The Dullest Blog: comedy ramblings to inspire the most tedious minute of your week

Blog by Bratchy | 23 Jun 2009

Recently my gran celebrated her birthday. I made her a homemade birthday card, presuming that the personal investment in the endeavour would warm her ancient, knackered heart.

She asked me if I made it on Moonpig.com.

The birthday in question was her 81st. What took me aback more than her lack of warmth towards my gesture was in fact her knowledge of the website in question, and the service it provides. “What’s next?” I thought, “Is she going to ask me if I Twitter often?”

When my gran was born, a mouse pad was something you would find on the bottom of a rodent’s foot. A superhighway was something they built in America to accommodate the increasing numbers of a new fangled invention called the motor car. When she was my age, even those giant calculators that you could hold upside down and write ‘boobs’ on were decades away.

So how did we get to this? Where a woman who was born in the same year as Shirley Temple is questioning me on a popular website?

As far as I’m aware, my gran is not online (I hope not….she might read this), but it wouldn’t be too surprising if she was. Such is the all pervading power of the ‘net in our decrepit modern world.

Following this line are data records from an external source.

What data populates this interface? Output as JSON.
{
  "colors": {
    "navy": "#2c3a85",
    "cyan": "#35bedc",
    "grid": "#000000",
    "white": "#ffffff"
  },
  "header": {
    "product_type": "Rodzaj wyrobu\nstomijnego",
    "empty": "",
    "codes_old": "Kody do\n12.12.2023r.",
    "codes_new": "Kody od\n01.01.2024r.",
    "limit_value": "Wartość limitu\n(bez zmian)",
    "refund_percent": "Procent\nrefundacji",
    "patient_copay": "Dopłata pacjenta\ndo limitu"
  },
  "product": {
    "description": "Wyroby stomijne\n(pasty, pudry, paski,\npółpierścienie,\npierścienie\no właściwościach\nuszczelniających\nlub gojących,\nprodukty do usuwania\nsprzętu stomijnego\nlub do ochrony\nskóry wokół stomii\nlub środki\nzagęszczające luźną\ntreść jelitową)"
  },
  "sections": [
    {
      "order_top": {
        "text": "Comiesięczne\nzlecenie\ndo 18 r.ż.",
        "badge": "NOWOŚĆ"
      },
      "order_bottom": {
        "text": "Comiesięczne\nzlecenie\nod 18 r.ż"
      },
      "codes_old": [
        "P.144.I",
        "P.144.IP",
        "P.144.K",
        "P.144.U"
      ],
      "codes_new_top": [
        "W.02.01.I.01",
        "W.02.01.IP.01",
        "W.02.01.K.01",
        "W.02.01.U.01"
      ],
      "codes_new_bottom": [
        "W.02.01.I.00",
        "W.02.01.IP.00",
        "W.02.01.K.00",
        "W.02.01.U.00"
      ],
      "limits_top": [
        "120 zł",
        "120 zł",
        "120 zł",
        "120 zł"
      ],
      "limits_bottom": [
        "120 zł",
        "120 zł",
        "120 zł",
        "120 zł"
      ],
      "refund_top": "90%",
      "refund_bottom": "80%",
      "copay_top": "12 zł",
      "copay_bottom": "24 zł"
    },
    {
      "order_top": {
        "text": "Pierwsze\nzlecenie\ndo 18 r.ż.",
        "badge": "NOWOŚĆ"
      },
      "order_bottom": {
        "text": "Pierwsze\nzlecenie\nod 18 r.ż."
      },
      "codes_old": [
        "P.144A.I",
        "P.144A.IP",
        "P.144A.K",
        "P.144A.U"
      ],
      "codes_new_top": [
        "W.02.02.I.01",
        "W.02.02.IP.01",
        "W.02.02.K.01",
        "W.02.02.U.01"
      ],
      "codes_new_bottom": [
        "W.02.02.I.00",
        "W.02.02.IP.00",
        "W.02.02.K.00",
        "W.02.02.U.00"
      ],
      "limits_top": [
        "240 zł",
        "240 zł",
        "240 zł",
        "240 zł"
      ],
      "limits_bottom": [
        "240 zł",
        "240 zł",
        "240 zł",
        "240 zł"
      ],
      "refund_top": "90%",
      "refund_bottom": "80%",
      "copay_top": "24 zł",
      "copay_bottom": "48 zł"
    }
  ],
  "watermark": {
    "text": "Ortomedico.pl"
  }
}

When Jay in the movie Jay and Silent Bob Strike Back asks “what the f**k is the internet?” it’s funny because the very idea that someone could be unaware of the information superhighway’s existence is so absurd. It's become such an intrinsic part of our lives that its hard to imagine a time when you had to traipse down to your local Global Video or Blockbuster to rent DVDs, instead of sitting on your bahookie with a Domino’s and ordering them on Lovefilm.com or the like.

I think the catalyst for such rumination is a memory I have of submitting an essay in university, based on the rise of the internet in everyday use, and how it would change the way people do business forever. This was in 1995, or the year of my gran’s 67th birthday, if you like. My tutor at the time gave me a very poor mark, claiming that the internet “is a minority sport.” I was disappointed, and not a little annoyed, as I felt my prediction was very much on the button.

That’s one in the eye for him, then. Seems I was right after all. It has changed us - forever.

Just ask my gran. But don’t bother making her a birthday card. She won’t thank you for it.